TDiG Süd - 14.04.2010 - AZ: S 6 BLc 3/10

BVerwG, 26.01.2011 - BVerwG 2 WNB 9.10

Amtlicher Leitsatz:

  1. 1.

    Einer weiteren Anhörung der Vertrauensperson nach § 27 Abs. 1 SBG bedarf es nicht, wenn nach der ersten Anhörung durchgeführte weitere Ermittlungen zu keiner Änderung des entscheidungserheblichen Sachverhalts geführt haben.

  2. 2.

    Zur Begründung einer Nichtzulassungsbeschwerde wegen eines Verfahrensmangels reicht es nicht aus, dass aus dem mitgeteilten Sachverhalt sich unter Umständen ein Verfahrensmangel herleiten lässt.
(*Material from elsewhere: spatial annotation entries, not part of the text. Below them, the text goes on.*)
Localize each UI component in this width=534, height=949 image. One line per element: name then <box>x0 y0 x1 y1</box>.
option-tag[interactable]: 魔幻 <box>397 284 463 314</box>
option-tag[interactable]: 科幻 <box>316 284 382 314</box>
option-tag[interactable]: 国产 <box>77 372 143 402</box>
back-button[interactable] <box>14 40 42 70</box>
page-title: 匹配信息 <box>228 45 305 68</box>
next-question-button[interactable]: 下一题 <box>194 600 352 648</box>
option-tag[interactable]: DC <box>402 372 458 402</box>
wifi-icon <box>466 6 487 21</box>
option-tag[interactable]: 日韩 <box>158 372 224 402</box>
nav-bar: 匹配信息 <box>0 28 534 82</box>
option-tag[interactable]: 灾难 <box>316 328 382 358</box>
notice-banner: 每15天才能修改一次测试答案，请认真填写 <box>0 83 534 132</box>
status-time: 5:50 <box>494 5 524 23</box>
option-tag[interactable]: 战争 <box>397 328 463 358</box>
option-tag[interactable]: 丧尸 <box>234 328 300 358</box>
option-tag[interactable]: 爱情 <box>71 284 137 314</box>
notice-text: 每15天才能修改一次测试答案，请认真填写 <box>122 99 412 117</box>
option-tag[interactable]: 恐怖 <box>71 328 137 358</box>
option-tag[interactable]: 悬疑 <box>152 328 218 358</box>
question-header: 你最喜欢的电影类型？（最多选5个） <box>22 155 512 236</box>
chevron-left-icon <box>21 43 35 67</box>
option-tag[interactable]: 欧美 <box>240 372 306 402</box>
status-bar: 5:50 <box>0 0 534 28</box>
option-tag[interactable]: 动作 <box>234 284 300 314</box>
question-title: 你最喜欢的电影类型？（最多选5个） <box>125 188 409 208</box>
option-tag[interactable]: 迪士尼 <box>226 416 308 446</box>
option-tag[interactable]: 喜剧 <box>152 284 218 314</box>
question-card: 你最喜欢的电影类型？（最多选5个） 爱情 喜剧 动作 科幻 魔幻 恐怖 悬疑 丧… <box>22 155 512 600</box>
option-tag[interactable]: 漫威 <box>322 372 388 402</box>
Vielmehr muss die Beschwerde zu erkennen geben, dass sie (auch) auf den Zulassungsgrund des § 22a Abs. 2 Nr. 3 WBO gestützt wird und welcher nach Ansicht der Beschwerde entscheidungserhebliche Verfahrensmangel gerügt werden soll.

In der Disziplinarsache
des Herrn Stabsunteroffizier ... ,
... ,
... ,
- Verteidiger:
Rechtsanwalt ...,
... -
hat der 2. Wehrdienstsenat des Bundesverwaltungsgerichts
durch
den Vorsitzenden Richter am Bundesverwaltungsgericht Golze,
den Richter am Bundesverwaltungsgericht Dr. Müller und
den Richter am Bundesverwaltungsgericht Dr. Burmeister
am 26. Januar 2011
beschlossen:

Tenor:

Die Beschwerde des Soldaten gegen die Nichtzulassung der Rechtsbeschwerde in dem Beschluss des Truppendienstgerichts Süd vom 14. April 2010 wird zurückgewiesen.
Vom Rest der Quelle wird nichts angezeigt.